All Things Great and Small

The wonderful thing about elder siblings is that no matter how old you get, they will always be older and wiser.

My elder sister threw away my pacifier when I was four. She, for some odd reason, thought I was too old to walk around sucking on a pacifier. I still have not forgiven her or recovered from the emotional scars.

She also decided soon after that I was too old for training wheels so she taught me how to ride without. All I remember of my biking lessons is, my sister helping me onto her bike and promising to never let go. (Her bike was too big for me, with my feet just reaching the pedals.) She did keep her word most of time, even helping me climb down which I couldn't do on my own. There were however times when I pedalled too fast for her and she could not keep up. (At least that's what I like to imagine!) One such biking lesson ended with me ramming into our neighbour's car just as she was opening the door to step out. Our neighbour was furious. My parents made me visit her apartment to apologize which I hated because she was a big lady and I was terrified of her.

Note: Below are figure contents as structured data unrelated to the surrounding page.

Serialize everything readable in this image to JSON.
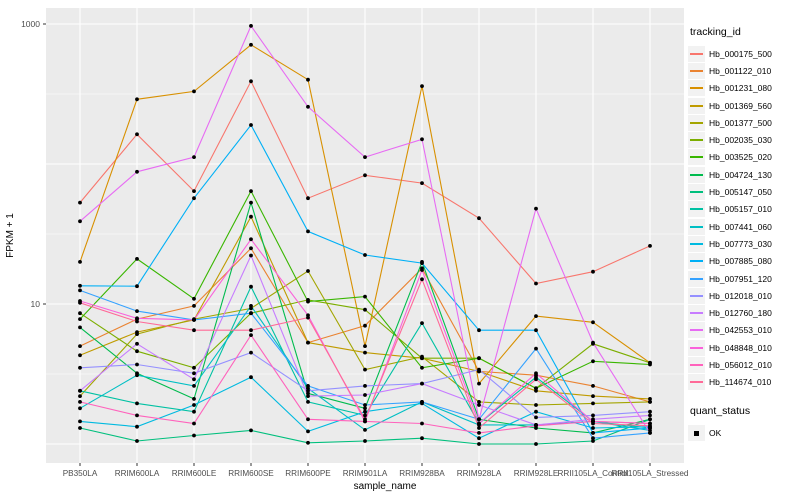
{
  "chart_data": {
    "type": "line",
    "title": "",
    "xlabel": "sample_name",
    "ylabel": "FPKM + 1",
    "y_scale": "log10",
    "ylim": [
      1,
      1000
    ],
    "grid": true,
    "legend_position": "right",
    "y_ticks": [
      {
        "value": 1000,
        "label": "1000"
      },
      {
        "value": 10,
        "label": "10"
      }
    ],
    "y_gridlines_major": [
      1,
      10,
      100,
      1000
    ],
    "y_gridlines_minor": [
      3.162,
      31.62,
      316.2
    ],
    "categories": [
      "PB350LA",
      "RRIM600LA",
      "RRIM600LE",
      "RRIM600SE",
      "RRIM600PE",
      "RRIM901LA",
      "RRIM928BA",
      "RRIM928LA",
      "RRIM928LE",
      "RRII105LA_Control",
      "RRII105LA_Stressed"
    ],
    "point_color": "#000000",
    "series": [
      {
        "name": "Hb_000175_500",
        "color": "#F8766D",
        "values": [
          53,
          163,
          64,
          390,
          57,
          83,
          73,
          41,
          14,
          17,
          26
        ]
      },
      {
        "name": "Hb_001122_010",
        "color": "#EA8331",
        "values": [
          5.0,
          7.8,
          9.7,
          25,
          5.3,
          7.0,
          18,
          3.3,
          3.1,
          2.6,
          2.0
        ]
      },
      {
        "name": "Hb_001231_080",
        "color": "#D89000",
        "values": [
          20,
          290,
          330,
          710,
          400,
          5.0,
          360,
          2.7,
          8.2,
          7.4,
          3.8
        ]
      },
      {
        "name": "Hb_001369_560",
        "color": "#C09B00",
        "values": [
          4.3,
          6.3,
          7.7,
          42,
          5.3,
          4.5,
          4.1,
          3.3,
          2.4,
          2.2,
          2.1
        ]
      },
      {
        "name": "Hb_001377_500",
        "color": "#A3A500",
        "values": [
          2.2,
          6.1,
          7.8,
          9.3,
          17.2,
          3.4,
          4.2,
          2.0,
          1.9,
          1.95,
          2.0
        ]
      },
      {
        "name": "Hb_002035_030",
        "color": "#7CAE00",
        "values": [
          8.6,
          4.6,
          3.5,
          8.6,
          10.7,
          9.1,
          4.1,
          4.1,
          2.5,
          5.2,
          3.8
        ]
      },
      {
        "name": "Hb_003525_020",
        "color": "#39B600",
        "values": [
          7.8,
          21,
          10.9,
          64,
          10.4,
          11.3,
          3.5,
          4.1,
          2.5,
          3.9,
          3.7
        ]
      },
      {
        "name": "Hb_004724_130",
        "color": "#00BB4E",
        "values": [
          6.8,
          3.2,
          2.1,
          53,
          2.3,
          1.8,
          20,
          1.5,
          1.3,
          1.2,
          1.5
        ]
      },
      {
        "name": "Hb_005147_050",
        "color": "#00BF7D",
        "values": [
          1.3,
          1.05,
          1.15,
          1.25,
          1.02,
          1.05,
          1.1,
          1.0,
          1.0,
          1.05,
          1.5
        ]
      },
      {
        "name": "Hb_005157_010",
        "color": "#00C1A3",
        "values": [
          2.4,
          1.95,
          1.7,
          13.3,
          2.0,
          1.6,
          7.3,
          1.4,
          3.0,
          1.45,
          1.3
        ]
      },
      {
        "name": "Hb_007441_060",
        "color": "#00BFC4",
        "values": [
          1.8,
          3.1,
          2.6,
          9.7,
          2.5,
          1.26,
          2.0,
          1.37,
          1.37,
          1.45,
          1.25
        ]
      },
      {
        "name": "Hb_007773_030",
        "color": "#00BAE0",
        "values": [
          1.45,
          1.33,
          1.9,
          3.0,
          1.23,
          1.7,
          1.95,
          1.1,
          1.7,
          1.3,
          1.33
        ]
      },
      {
        "name": "Hb_007885_080",
        "color": "#00B0F6",
        "values": [
          13.5,
          13.4,
          57,
          190,
          33,
          22.4,
          19.6,
          6.5,
          6.5,
          1.2,
          1.3
        ]
      },
      {
        "name": "Hb_007951_120",
        "color": "#35A2FF",
        "values": [
          12.5,
          8.9,
          7.7,
          8.6,
          2.6,
          1.9,
          2.0,
          1.5,
          4.8,
          1.1,
          1.2
        ]
      },
      {
        "name": "Hb_012018_010",
        "color": "#9590FF",
        "values": [
          3.5,
          3.7,
          3.2,
          4.5,
          2.4,
          2.6,
          2.7,
          3.4,
          1.55,
          1.6,
          1.7
        ]
      },
      {
        "name": "Hb_012760_180",
        "color": "#C77CFF",
        "values": [
          2.4,
          5.2,
          2.9,
          22.2,
          2.2,
          2.24,
          2.7,
          1.9,
          1.37,
          1.5,
          1.6
        ]
      },
      {
        "name": "Hb_042553_010",
        "color": "#E76BF3",
        "values": [
          39,
          88,
          112,
          970,
          256,
          112,
          150,
          1.5,
          48,
          5.3,
          1.2
        ]
      },
      {
        "name": "Hb_048848_010",
        "color": "#FA62DB",
        "values": [
          10.5,
          7.9,
          7.7,
          29,
          8.3,
          1.45,
          17.5,
          1.4,
          3.2,
          1.45,
          1.4
        ]
      },
      {
        "name": "Hb_056012_010",
        "color": "#FF62BC",
        "values": [
          2.0,
          1.6,
          1.4,
          6.0,
          1.5,
          1.45,
          1.4,
          1.2,
          1.35,
          1.45,
          1.4
        ]
      },
      {
        "name": "Hb_114674_010",
        "color": "#FF6A98",
        "values": [
          10.2,
          7.5,
          6.5,
          6.5,
          8.0,
          1.5,
          15,
          1.3,
          2.9,
          1.4,
          1.35
        ]
      }
    ]
  },
  "legend": {
    "tracking_title": "tracking_id",
    "quant_title": "quant_status",
    "quant_items": [
      {
        "label": "OK"
      }
    ]
  },
  "colors": {
    "panel_background": "#EBEBEB",
    "gridline": "#FFFFFF",
    "axis_text": "#4D4D4D",
    "axis_title": "#000000",
    "tick_mark": "#333333",
    "legend_key_background": "#F2F2F2"
  }
}
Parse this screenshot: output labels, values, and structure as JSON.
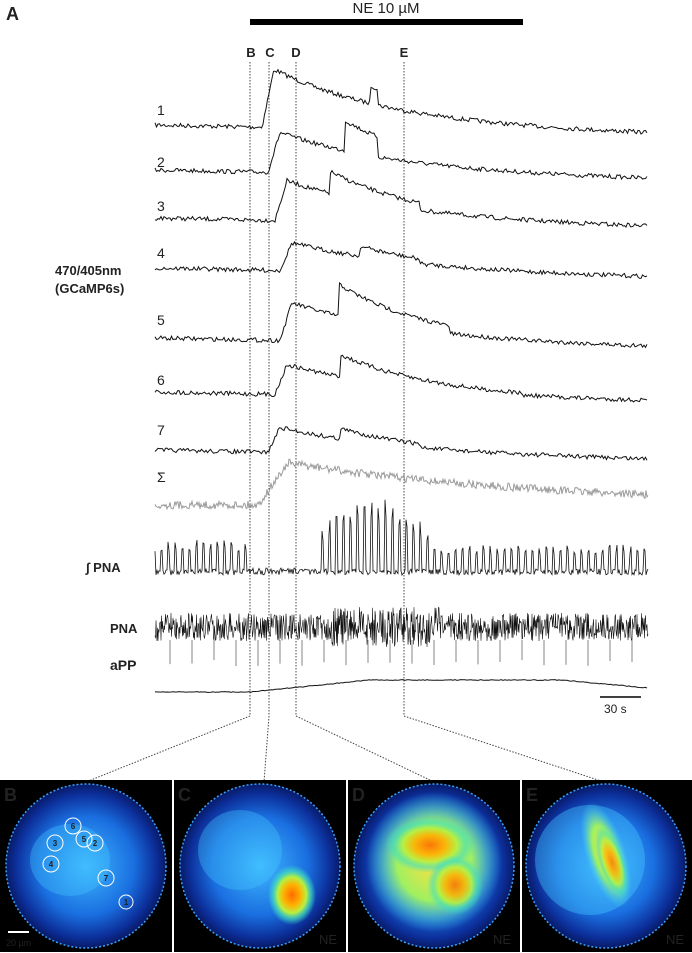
{
  "panel_a_label": "A",
  "drug_label": "NE 10 µM",
  "time_markers": [
    "B",
    "C",
    "D",
    "E"
  ],
  "y_axis_label_line1": "470/405nm",
  "y_axis_label_line2": "(GCaMP6s)",
  "trace_labels": [
    "1",
    "2",
    "3",
    "4",
    "5",
    "6",
    "7",
    "Σ"
  ],
  "int_pna_label": "∫ PNA",
  "pna_label": "PNA",
  "app_label": "aPP",
  "scalebar_time_label": "30 s",
  "image_panels": [
    {
      "letter": "B",
      "tag": ""
    },
    {
      "letter": "C",
      "tag": "NE"
    },
    {
      "letter": "D",
      "tag": "NE"
    },
    {
      "letter": "E",
      "tag": "NE"
    }
  ],
  "roi_labels": [
    "1",
    "2",
    "3",
    "4",
    "5",
    "6",
    "7"
  ],
  "scalebar_space_label": "20 µm",
  "colors": {
    "trace": "#111111",
    "sum_trace": "#9a9a9a",
    "dish_dark": "#0a1f7a",
    "dish_mid": "#1e90ff",
    "hot": "#ff8a00"
  }
}
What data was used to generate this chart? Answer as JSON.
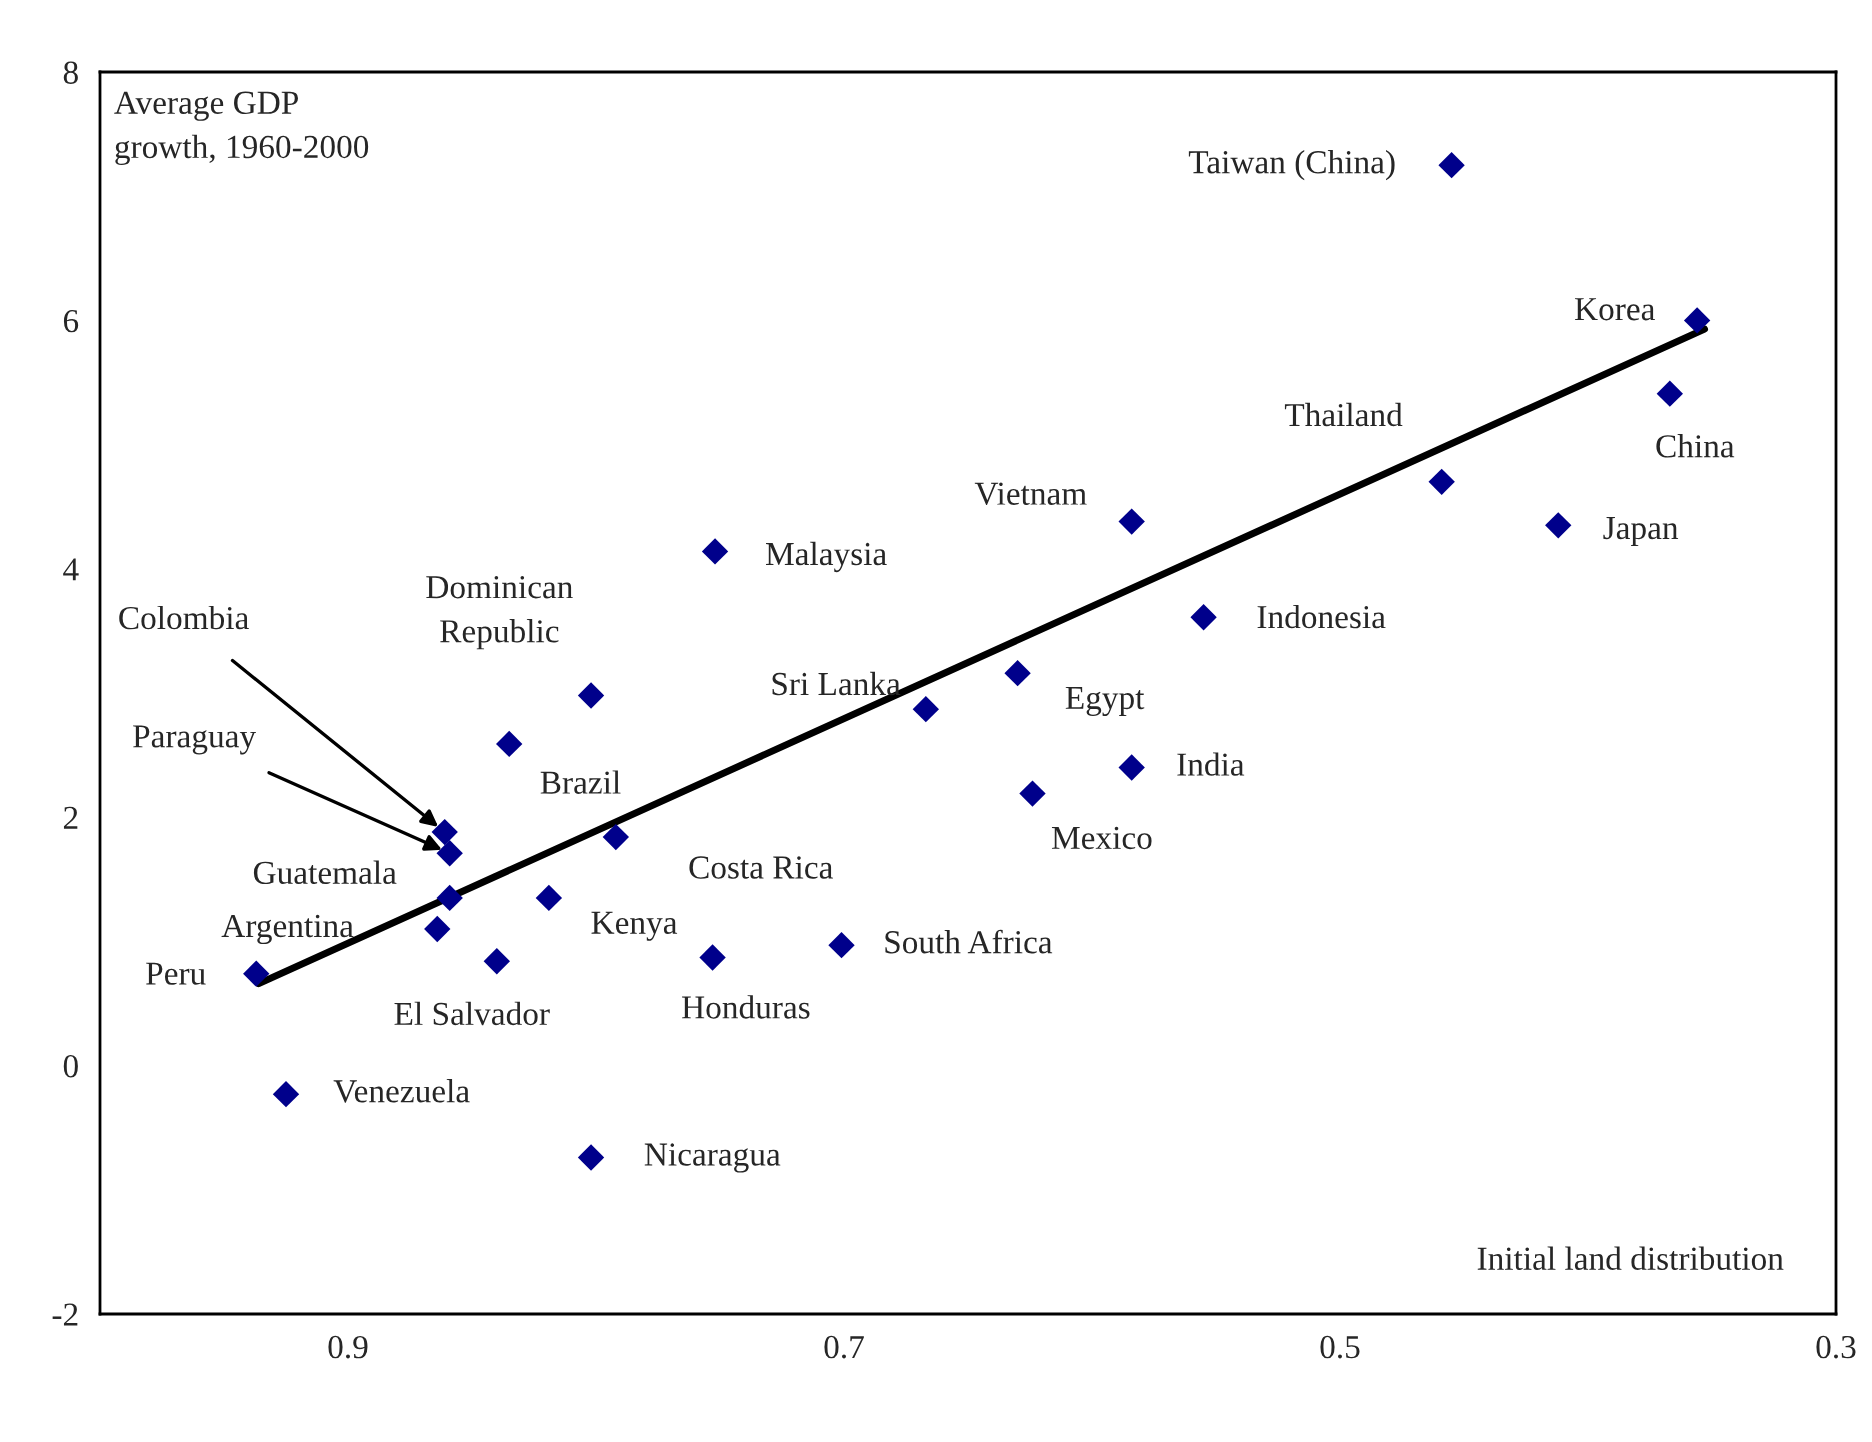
{
  "chart_data": {
    "type": "scatter",
    "ylabel": "Average GDP\ngrowth, 1960-2000",
    "xlabel": "Initial land distribution",
    "xlim": [
      1.0,
      0.3
    ],
    "xticks": [
      0.9,
      0.7,
      0.5,
      0.3
    ],
    "ylim": [
      -2,
      8
    ],
    "yticks": [
      {
        "value": -2,
        "label": "-2"
      },
      0,
      2,
      4,
      6,
      8
    ],
    "grid": false,
    "legend": false,
    "series": [
      {
        "color": "#00008b",
        "marker": "diamond",
        "x": [
          0.455,
          0.356,
          0.367,
          0.459,
          0.412,
          0.584,
          0.555,
          0.752,
          0.63,
          0.667,
          0.584,
          0.624,
          0.802,
          0.835,
          0.861,
          0.859,
          0.792,
          0.859,
          0.819,
          0.864,
          0.84,
          0.753,
          0.701,
          0.937,
          0.925,
          0.802
        ],
        "values": [
          7.25,
          6.0,
          5.41,
          4.7,
          4.35,
          4.38,
          3.61,
          4.14,
          3.16,
          2.87,
          2.4,
          2.19,
          2.98,
          2.59,
          1.88,
          1.71,
          1.84,
          1.35,
          1.35,
          1.1,
          0.84,
          0.87,
          0.97,
          0.74,
          -0.23,
          -0.74
        ]
      },
      {
        "type": "line",
        "color": "#000000",
        "marker": "none",
        "line_style": "solid",
        "x": [
          0.936,
          0.353
        ],
        "values": [
          0.66,
          5.93
        ]
      }
    ],
    "annotations": [
      {
        "text": "Taiwan (China)",
        "x": 0.455,
        "y": 7.25
      },
      {
        "text": "Korea",
        "x": 0.356,
        "y": 6.0
      },
      {
        "text": "China",
        "x": 0.367,
        "y": 5.41
      },
      {
        "text": "Thailand",
        "x": 0.459,
        "y": 4.7
      },
      {
        "text": "Japan",
        "x": 0.412,
        "y": 4.35
      },
      {
        "text": "Vietnam",
        "x": 0.584,
        "y": 4.38
      },
      {
        "text": "Indonesia",
        "x": 0.555,
        "y": 3.61
      },
      {
        "text": "Malaysia",
        "x": 0.752,
        "y": 4.14
      },
      {
        "text": "Egypt",
        "x": 0.63,
        "y": 3.16
      },
      {
        "text": "Sri Lanka",
        "x": 0.667,
        "y": 2.87
      },
      {
        "text": "India",
        "x": 0.584,
        "y": 2.4
      },
      {
        "text": "Mexico",
        "x": 0.624,
        "y": 2.19
      },
      {
        "text": "Dominican\nRepublic",
        "x": 0.802,
        "y": 2.98
      },
      {
        "text": "Brazil",
        "x": 0.835,
        "y": 2.59
      },
      {
        "text": "Colombia",
        "x": 0.861,
        "y": 1.88
      },
      {
        "text": "Paraguay",
        "x": 0.859,
        "y": 1.71
      },
      {
        "text": "Costa Rica",
        "x": 0.792,
        "y": 1.84
      },
      {
        "text": "Guatemala",
        "x": 0.859,
        "y": 1.35
      },
      {
        "text": "Kenya",
        "x": 0.819,
        "y": 1.35
      },
      {
        "text": "Argentina",
        "x": 0.864,
        "y": 1.1
      },
      {
        "text": "El Salvador",
        "x": 0.84,
        "y": 0.84
      },
      {
        "text": "Honduras",
        "x": 0.753,
        "y": 0.87
      },
      {
        "text": "South Africa",
        "x": 0.701,
        "y": 0.97
      },
      {
        "text": "Peru",
        "x": 0.937,
        "y": 0.74
      },
      {
        "text": "Venezuela",
        "x": 0.925,
        "y": -0.23
      },
      {
        "text": "Nicaragua",
        "x": 0.802,
        "y": -0.74
      }
    ]
  }
}
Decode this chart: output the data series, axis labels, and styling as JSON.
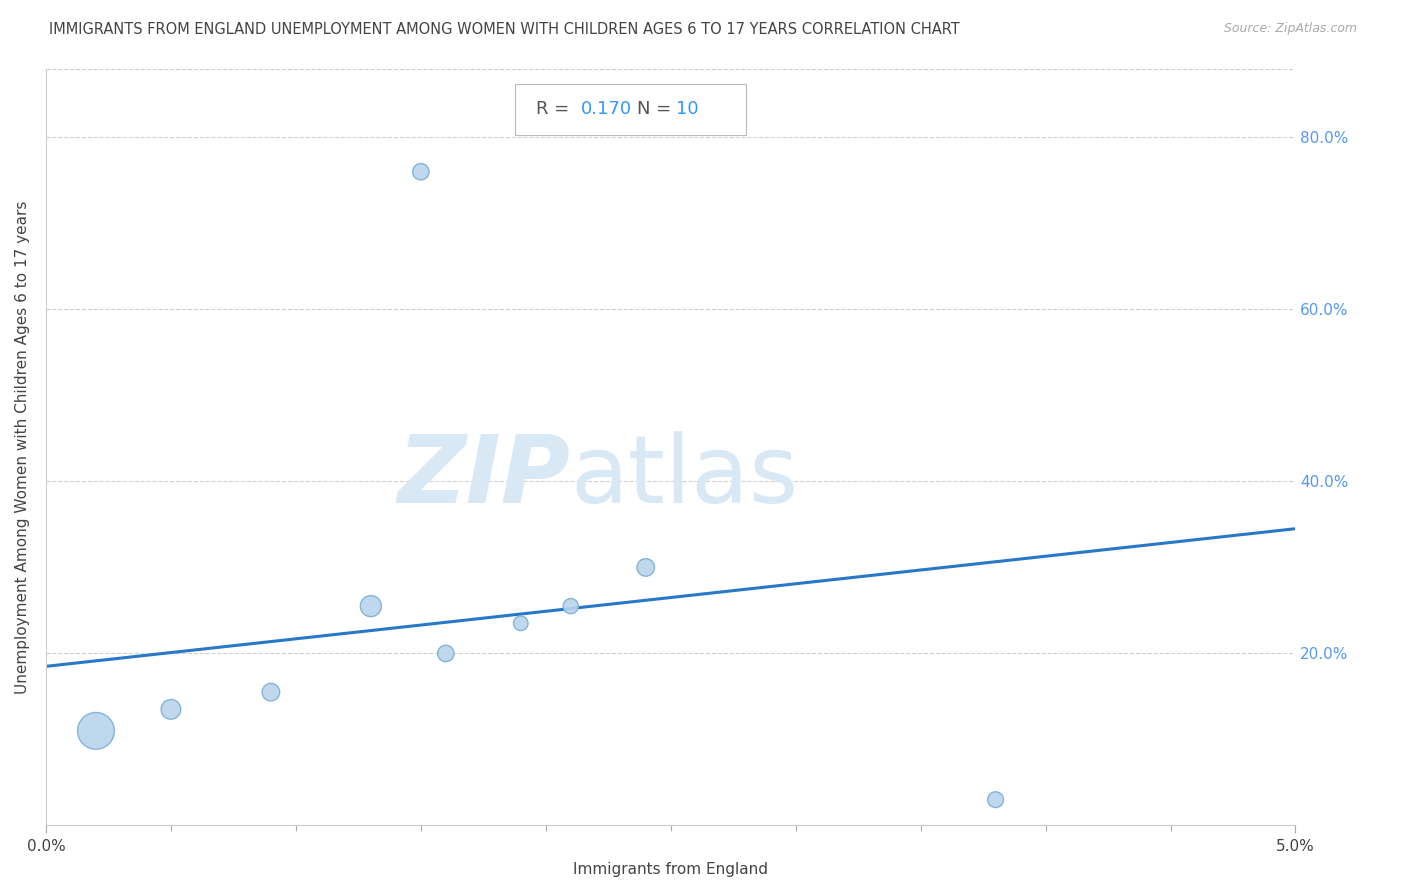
{
  "title": "IMMIGRANTS FROM ENGLAND UNEMPLOYMENT AMONG WOMEN WITH CHILDREN AGES 6 TO 17 YEARS CORRELATION CHART",
  "source": "Source: ZipAtlas.com",
  "xlabel": "Immigrants from England",
  "ylabel": "Unemployment Among Women with Children Ages 6 to 17 years",
  "R": 0.17,
  "N": 10,
  "xlim": [
    0.0,
    0.05
  ],
  "ylim": [
    0.0,
    0.88
  ],
  "yticks": [
    0.0,
    0.2,
    0.4,
    0.6,
    0.8
  ],
  "ytick_labels": [
    "",
    "20.0%",
    "40.0%",
    "60.0%",
    "80.0%"
  ],
  "scatter_x": [
    0.002,
    0.005,
    0.009,
    0.013,
    0.016,
    0.021,
    0.024,
    0.038,
    0.015,
    0.019
  ],
  "scatter_y": [
    0.11,
    0.135,
    0.155,
    0.255,
    0.2,
    0.255,
    0.3,
    0.03,
    0.76,
    0.235
  ],
  "scatter_sizes": [
    700,
    200,
    160,
    230,
    140,
    120,
    160,
    130,
    140,
    110
  ],
  "scatter_color": "#b8d4ed",
  "scatter_edge_color": "#7aafd4",
  "line_color": "#2878c8",
  "line_x0": 0.0,
  "line_y0": 0.185,
  "line_x1": 0.05,
  "line_y1": 0.345,
  "grid_color": "#d0d0d0",
  "background_color": "#ffffff",
  "text_color": "#444444",
  "watermark_zip": "ZIP",
  "watermark_atlas": "atlas",
  "watermark_color": "#d8e8f5",
  "annotation_box_color": "#ffffff",
  "annotation_border_color": "#bbbbbb",
  "annotation_r_color": "#555555",
  "annotation_n_color": "#3399ff",
  "title_fontsize": 10.5,
  "axis_label_fontsize": 11,
  "tick_fontsize": 11,
  "annotation_fontsize": 13,
  "right_ytick_color": "#5599ee",
  "source_color": "#aaaaaa"
}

I did eventually learn how to bike. My father removed the training wheels from my bike and hey, presto, I had a two-wheeler that I could mount and dismount on my own.

My bike was tiny but then at four-years of age, I was tiny. We lived in an diplomatic enclave in Beijing, China and I would ride around independently. My pride knew no bounds. I was riding to visit a friend (an elderly lady who allowed me to believe that I was teaching her how to read) when a tiny toy poodle decided to chase me. Have you ever noticed how tiny dogs have the loudest barks? I was terrified and started riding in circles screaming hysterically. The dog was as smart as me, and kept running in circles after me. A tiny dog barking furiously, chasing a tiny girl, screaming hysterically; must have been very entertaining because soon there was a large group of people gathered around. Diplomats from different countries; of different colours, sizes, and religions all found me equally hilarious. Not one stepped forward to rescue me.

If it hadn't been for my big sister I would still be pedalling that tiny bike in circles screaming wildly while everyone laughed. Also, I miss my pacifier - it would have stopped the hysterical screaming!

In our convent school, we were taught a hymn thanking God for all things; big and small. But I only thank Him for my big sister; small, barking dogs do not feature in my thanks.

All things bright and beautiful
All creatures great and small,
All things wise and wonderful:
The great God made them all.

Cecil Frances, 1848




1 comment:

  1. I love my older sister, but sometimes I trust her with a secret and she doesn't keep it. I show her a work I am proud of, and she shows no pride in me like I do for her. I like to think my sister is a genius, has a flawless mind. Other times I feel jealous. I can draw, she does it better. I can write, she does it better. I can act, she does it better. We are so alike, I wish I could have one talent she couldn't do better. She doesn't know this, but I can sing pretty well.